DADE CITY — Exasperated over the delays and the resistance from county officials, the backers of Imagine charter school abruptly withdrew their request to build a school off U.S. 41 and Morgan Road in Land O'Lakes.
The school will still open its doors to students this fall from a temporary location on State Road 54, near the Suncoast Parkway, until the backers figure out their next move.
The decision came Thursday evening, after the school's founders sat for nearly six hours at the county's Development Review Committee meeting.
This was their fifth appearance before the county's top staff planners. Their last appearance ignited a two-hour debate and then was postponed until Thursday.
The school's proponents have spent countless hours and resources trying to get this project going. Two meetings of two hours each with Department of Transportation people and county people. Lawyers. Neighbors.
The school, which eventually would have taught more than 700 students, was actually supposed to have been built and running this fall. Because of postponements — many dealing with traffic conditions on U.S. 41, a turn lane, a traffic light and crossing gates at the CSX railroad — the school will run this year at the temporary location.
At the meeting Thursday, attorney Tim Hayes said his clients would pay for crossing guards and for widening the turn lane. The arguments were between the Department of Transportation, which didn't see a need for a traffic light and said the length of the turn lane didn't need to be as long as what the county wanted. County development director Cindy Jolly said the county's standards for safety are more strict than the state's.
Hayes said his clients just wanted to begin building.
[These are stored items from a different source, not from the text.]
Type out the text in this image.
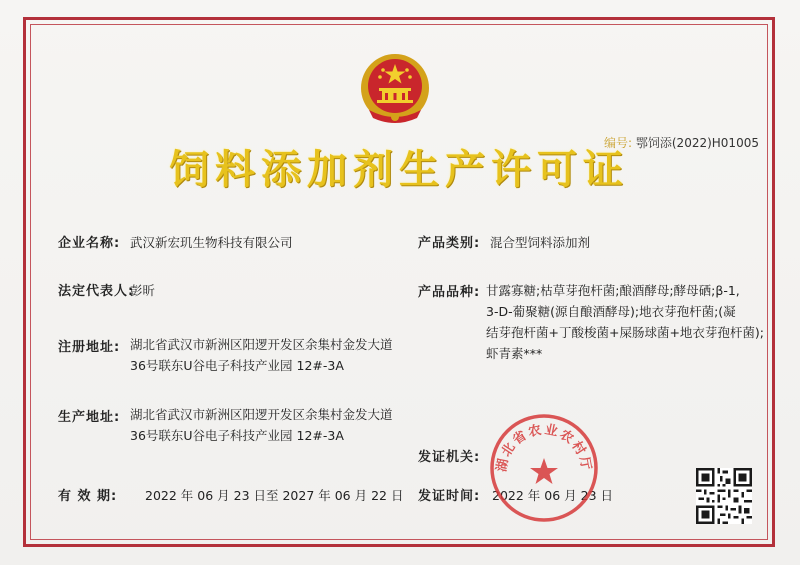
编号: 鄂饲添(2022)H01005
饲料添加剂生产许可证
企业名称: 武汉新宏玑生物科技有限公司
法定代表人:
彭昕
注册地址: 湖北省武汉市新洲区阳逻开发区余集村金发大道
36号联东U谷电子科技产业园 12#-3A
生产地址: 湖北省武汉市新洲区阳逻开发区余集村金发大道
36号联东U谷电子科技产业园 12#-3A
有 效 期: 2022 年 06 月 23 日至 2027 年 06 月 22 日
产品类别: 混合型饲料添加剂
产品品种: 甘露寡糖;枯草芽孢杆菌;酿酒酵母;酵母硒;β-1,
3-D-葡聚糖(源自酿酒酵母);地衣芽孢杆菌;(凝
结芽孢杆菌+丁酸梭菌+屎肠球菌+地衣芽孢杆菌);
虾青素***
发证机关:
发证时间: 2022 年 06 月 23 日
湖北省农业农村厅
He asked if the committee could allow school backers to begin the approval process, and said that they would absorb costs if they ended up not being able to get the permits. The clients were willing to risk this to get it built.
"You have a lot of faith," County Administrator John Gallagher said.
If approved, board members said they wanted something written saying they were not at fault if it all went badly. Hayes agreed.
"This thing can and will work," Hayes said. Parents who live near the proposed site talked of the need for the school; especially with the overcrowding issues in Pasco County schools.
But then it unraveled. As all the motions appeared to be voted down, with more debate from the board, Assistant County Administrator Bipin Parikh said he was not in favor of the project and would not support it.
"We're done," one of the owners said and, as a group, they got up and walked out of the meeting. Hayes, still at the podium, said, "We withdraw our application." And he left the room.
Gallagher called for a break before continuing with the agenda.
The owners, growling with fury as they raced down the courthouse steps and out the door, would not comment for this story. Hayes said he will talk with his clients and said he assumes plans might be put in place to make their temporary site permanent.